The HIA results suggest that even after accounting for effects from existing casinos in the region, residents of Cherokee and Crawford counties likely would experience some added positive and negative impacts from a new casino. The potential positive health effects relate to creation of jobs, particularly for the leisure and hospitality industry. However, the project also identified several potential negative health consequences, which will mostly result from increased access to a casino. Specifically, the region could experience increases in pathological gambling.  Adverse health consequences of pathological gambling include nicotine dependence, substance use, depression and insomnia. Pathological gambling also has been associated with higher rates of child abuse and neglect, domestic violence, unsafe sex and divorce. 

Concerns about the economy and health are not new for southeast Kansas residents. More than 27 percent of Cherokee and Crawford County children live in poverty, compared to 18 percent of all Kansas children. The region’s teen birth rate is higher than the state’s. And the percentages of Crawford and Cherokee County residents who are overweight and inactive are both significantly higher than the state averages. As the 2012 County Health Rankings show, Crawford and Cherokee counties lag behind many other Kansas counties. The result is that many residents are sicker during their lifetimes and die younger than their counterparts in other parts of the state.

To maximize the economic and health benefits offered by a new southeast Kansas casino, the HIA included several recommendations. Among them are suggestions to:

  • Train primary care physicians to screen for problem gambling behaviors at medical homes.
  • Eliminate smoking within and around casino buildings.
  • Strengthen local services to treat and prevent gambling addictions and related conditions.
  • Enhance traffic enforcement on well-traveled roads to patrol for drivers under the influence.
  • Operate a “safe ride” program for patrons and residents.
  • Use a “loss limit” strategy to prevent substantial financial losses among casino visitors.

“The health impact assessment process helped to identify some hidden connections between casino development and health, such as the potential effect of population growth on access to health care services,” said Tatiana Lin, KHI senior analyst and strategy team leader, who directed the casino HIA project. “In addition, the HIA allowed our research team to incorporate public input into findings and recommendations, making them more relevant to the local community. We hope policymakers and community members will find this Kansas-specific information useful.”

The HIA was funded by a grant from the Health Impact Project, a collaboration of the Robert Wood Johnson Foundation and The Pew Charitable Trusts. HIAs are part of a fast-growing field in the United States. In 2007, there were only 27 such studies. Today, roughly 200 HIAs have been completed or are ongoing.
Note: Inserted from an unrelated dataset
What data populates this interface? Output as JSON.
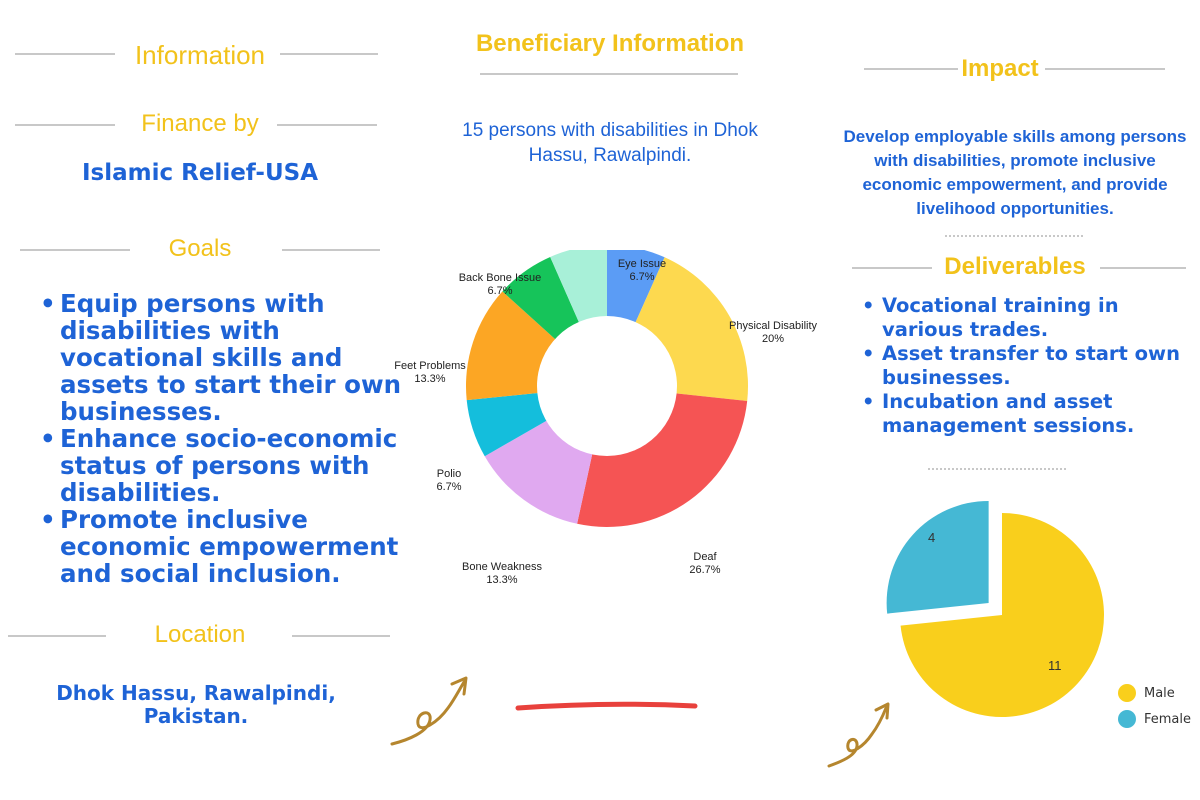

KHI plans to conduct additional HIA projects as part of its mission to inform policymakers by identifying, producing, analyzing and communicating information that is timely, relevant and objective. A related KHI issue brief, Health Impact Assessments Help Link Policy Decisions With Effects On Public Well-Being, provides more information about HIAs and the casino project.                                                                                

KHI is an independent, nonprofit health policy and research organization based in Topeka. It was established in 1995 with a multiyear grant from the Kansas Health Foundation.


The opinions expressed in the HIA report are those of the authors and do not necessarily reflect the views of the Health Impact Project, Robert Wood Johnson Foundation or The Pew Charitable Trusts.